しぶしぶ散って行くのを待つと、僕は弁当を使うのを再開した。
それでもまあ、うち一人よりは去り際にて、こんな事を言われたりする。
「ってかさ。お前の昼メシなんてノーチェックだったぜ。何で混じってこねーのお前?」
「いや、まあ……何となく、だけど」
「気が乗らねーだけならいーけどよ、ハブらせるような真似あんますんなよ? つもりもねーのに悪モンになんの、御免だぜ?」
そう。
どうしようも無い馬鹿ばっかりではあるが、ここには悪者なんか一人も居ないのだ。
ニュースなんかで陰惨な学校現場がたびたび報じられるのが正直信じられないくらいの勢いではあるが。
まあ結局の所、僕があまり人に対して積極的になれない所に問題があったのだ。
それで好きな子へ告白というのも、ちゃんちゃらおかしい感が無いでもない。
ただ、言い訳をするなら……それで、充分だったのだ。
みんなが楽しくやっている。
それを見ているだけで僕も、何となく楽しかった。
まあ、平和なんだと思う。
のどかと言ってもいい。
いい事だ。
だから僕はあえて、こう返してやる。
「でも僕って別に……ぼっちじゃないよね?」
「……ふうん?」
もちろん言われたほうは呆れ顔で去っていく訳だが、僕の気持ちは伝わっているに違いない。
きっとその筈だ。
しかし、繰り返しになるが馬鹿ばっかりであり、つまり野次馬根性は相当にしっかりと据わっているものである。
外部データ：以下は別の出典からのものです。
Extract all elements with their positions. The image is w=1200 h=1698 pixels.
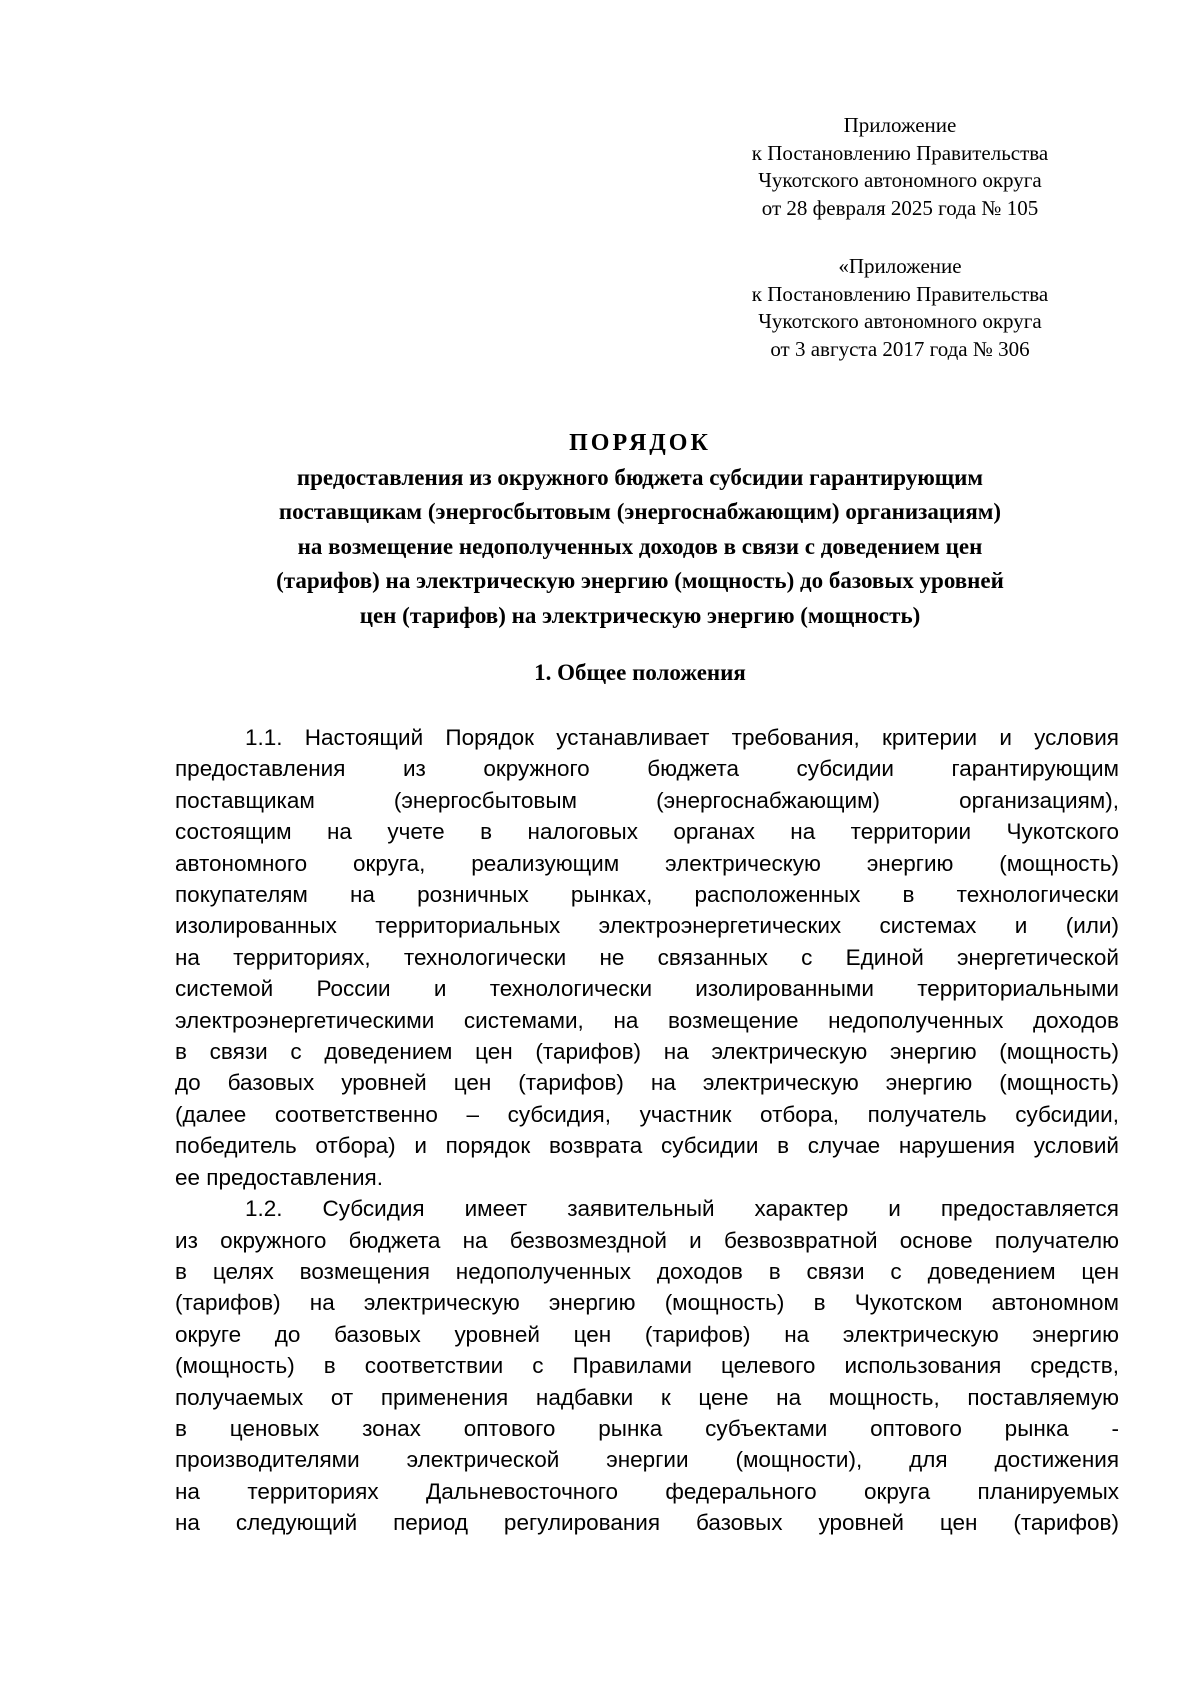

だからみんな、放課後にはどうなるのかと生温かく見守っていた。
けれどもそれを尻目に、僕は普通に下校する。
別に呼び出しの手紙を出したからって、その約束が当日である必要は無い訳だ。
ただ……その日にちの指定は多少、いやかなり、独りで突っ走り過ぎたかと思う部分がある。
もしかしたら、彼女は来てくれないかも知れない。
それは……土曜日。
七夕だ。
場所は教室。
土曜日とはいっても部活動の為に校門は開放されているから、校内へ入る事に問題は無い。
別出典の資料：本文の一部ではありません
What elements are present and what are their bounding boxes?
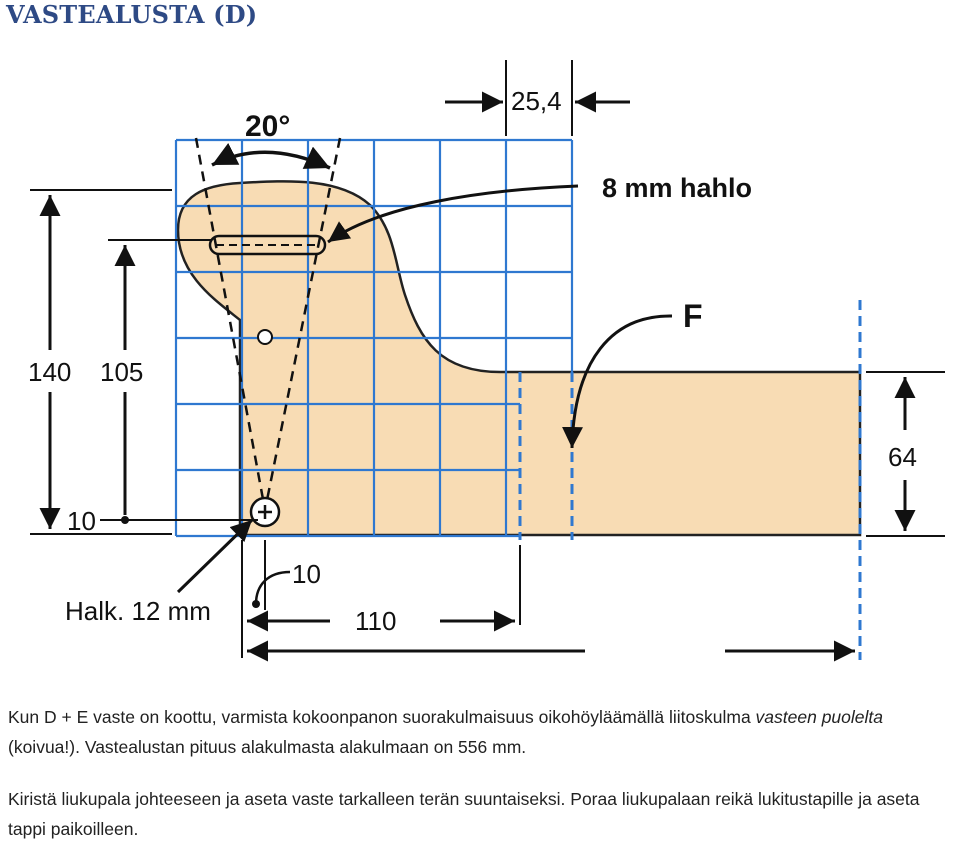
p1-italic: vasteen puolelta: [755, 707, 884, 727]
p1-text-b: (koivua!). Vastealustan pituus alakulmasta alakulmaan on 556 mm.: [8, 737, 527, 757]
height-140-label: 140: [28, 357, 72, 387]
hole-offset-label: 10: [292, 559, 321, 589]
bottom-offset-label: 10: [67, 506, 96, 536]
page-title: VASTEALUSTA (D): [6, 0, 258, 29]
technical-drawing: [0, 40, 960, 680]
p1-text-a: Kun D + E vaste on koottu, varmista kokoonpanon suorakulmaisuus oikohöyläämällä liitoskulma: [8, 707, 756, 727]
hole-label: Halk. 12 mm: [65, 596, 211, 626]
instruction-paragraph-2: Kiristä liukupala johteeseen ja aseta vaste tarkalleen terän suuntaiseksi. Poraa liukupalaan reikä lukitustapille ja aseta tappi paikoilleen.: [8, 789, 920, 839]
length-110-label: 110: [355, 606, 397, 636]
angle-label: 20°: [245, 110, 291, 143]
wood-piece: [178, 181, 860, 535]
height-105-label: 105: [100, 357, 144, 387]
small-hole: [258, 330, 272, 344]
top-offset-label: 25,4: [511, 86, 562, 116]
right-height-label: 64: [888, 442, 917, 472]
f-label: F: [683, 298, 703, 334]
slot-label: 8 mm hahlo: [602, 173, 753, 203]
instruction-paragraph-1: [8, 702, 953, 762]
その教室という場所に特段の意味も無いのだけれど、それはただ別の場所を指定して、デートでもするつもりなのかと勘繰られたりするのが嫌だっただけだ。
そういえばその前日とかで、特に学校として七夕の行事は催されなかった。
祭り好きの生徒たちはぶーぶー文句を垂れていたが、要するに高校とは勉学の場。
そういう姿勢なのだろう。
まあ義務教育ではないのだし、だからあまり強く羽目を外させろと言えたものでもないのだが、しかし勉学……。
あああああ期末テスト、もうすぐだよ……。
こんなんやってる場合かな?
いや、でも。
……七夕という日でなければ、いけないし。